Efficient algorithms for solving the spectral scattering problems\\ for the Manakov system of nonlinear Schroedinger equations

TL;DR

This paper introduces efficient vectorial algorithms for solving spectral scattering problems related to the Manakov system, extending scalar methods to handle wave polarization in nonlinear Schrödinger equations.

Contribution

It develops a new algebraic framework using 4-block matrices to generalize scalar spectral algorithms to the vector case for the Manakov system.

Findings

Algorithms successfully recover known analytical solutions.

Numerical efficiency confirmed through testing.
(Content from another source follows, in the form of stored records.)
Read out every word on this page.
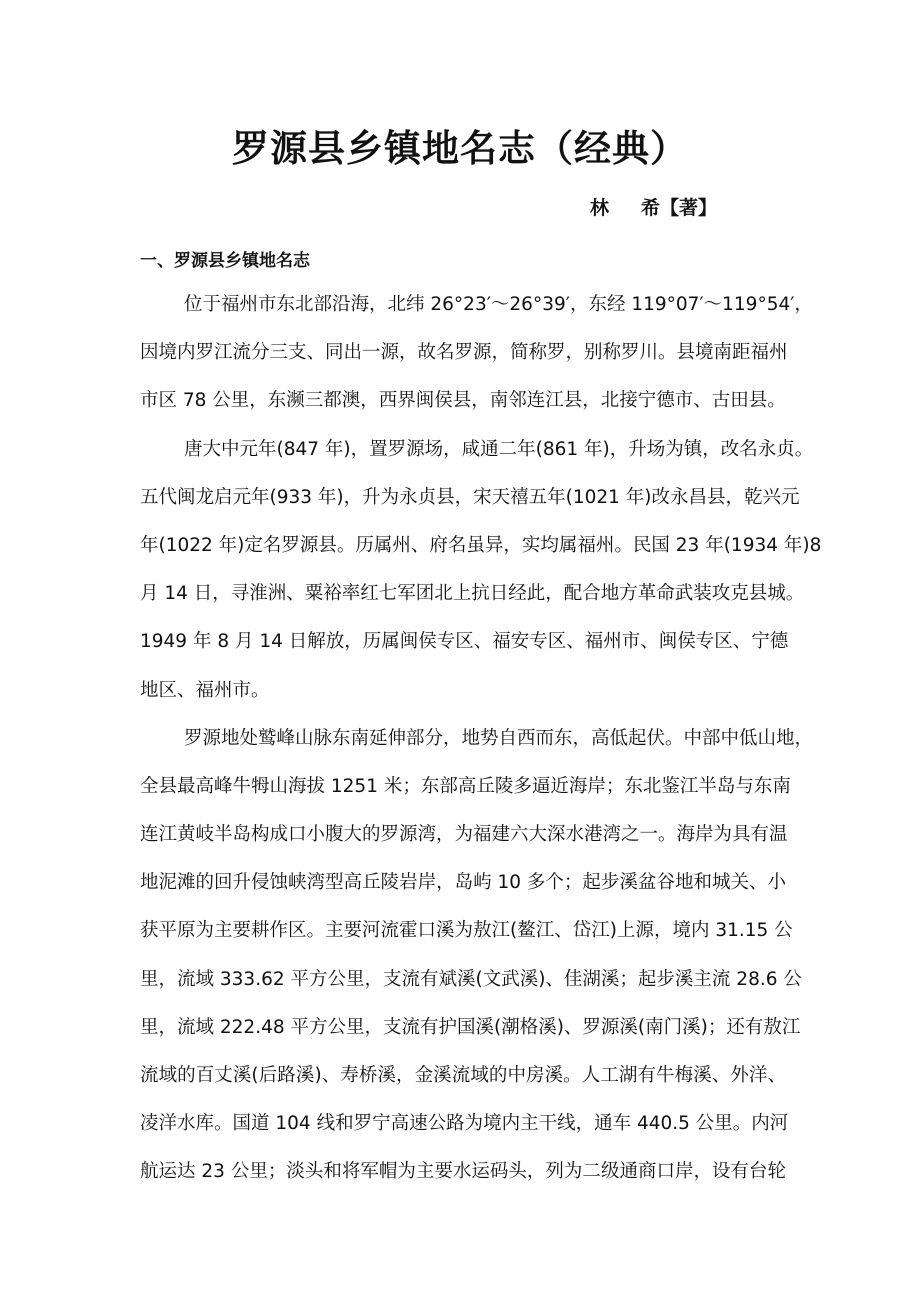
罗源县乡镇地名志（经典）
林 希【著】
一、罗源县乡镇地名志
位于福州市东北部沿海，北纬 26°23′～26°39′，东经 119°07′～119°54′，
因境内罗江流分三支、同出一源，故名罗源，简称罗，别称罗川。县境南距福州
市区 78 公里，东濒三都澳，西界闽侯县，南邻连江县，北接宁德市、古田县。
唐大中元年(847 年)，置罗源场，咸通二年(861 年)，升场为镇，改名永贞。
五代闽龙启元年(933 年)，升为永贞县，宋天禧五年(1021 年)改永昌县，乾兴元
年(1022 年)定名罗源县。历属州、府名虽异，实均属福州。民国 23 年(1934 年)8
月 14 日，寻淮洲、粟裕率红七军团北上抗日经此，配合地方革命武装攻克县城。
1949 年 8 月 14 日解放，历属闽侯专区、福安专区、福州市、闽侯专区、宁德
地区、福州市。
罗源地处鹫峰山脉东南延伸部分，地势自西而东，高低起伏。中部中低山地，
全县最高峰牛牳山海拔 1251 米；东部高丘陵多逼近海岸；东北鉴江半岛与东南
连江黄岐半岛构成口小腹大的罗源湾，为福建六大深水港湾之一。海岸为具有温
地泥滩的回升侵蚀峡湾型高丘陵岩岸，岛屿 10 多个；起步溪盆谷地和城关、小
获平原为主要耕作区。主要河流霍口溪为敖江(鳌江、岱江)上源，境内 31.15 公
里，流域 333.62 平方公里，支流有斌溪(文武溪)、佳湖溪；起步溪主流 28.6 公
里，流域 222.48 平方公里，支流有护国溪(潮格溪)、罗源溪(南门溪)；还有敖江
流域的百丈溪(后路溪)、寿桥溪，金溪流域的中房溪。人工湖有牛梅溪、外洋、
凌洋水库。国道 104 线和罗宁高速公路为境内主干线，通车 440.5 公里。内河
航运达 23 公里；淡头和将军帽为主要水运码头，列为二级通商口岸，设有台轮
Applicable to both focusing and defocusing cases.

Abstract

``Vectorial'' numerical algorithms are proposed for solving the inverse and direct spectral scattering problems for the nonlinear vector Schroedinger equation, taking into account wave polarization, known as the Manakov system. It is shown that a new algebraic group of 4-block matrices with off-diagonal blocks consisting of special vector-like matrices makes possible the generalization of numerical algorithms of the scalar problem to the vector case, both for the focusing and defocusing Manakov systems. As in the scalar case, the solution of the inverse scattering problem consists of inversion of matrices of the discretized system of Gelfand-Levitan-Marchenko integral equations using the Toeplitz Inner Bordering algorithm of Levinson's type. Also similar to the scalar case, the algorithm for solving the direct scattering problem obtained by inversion of steps of the algorithm for the inverse scattering problem. Testing of the vector algorithms performed by comparing the results of the calculations with the known exact analytical solution (the Manakov vector soliton) confirmed the numerical efficiency of the vector algorithms.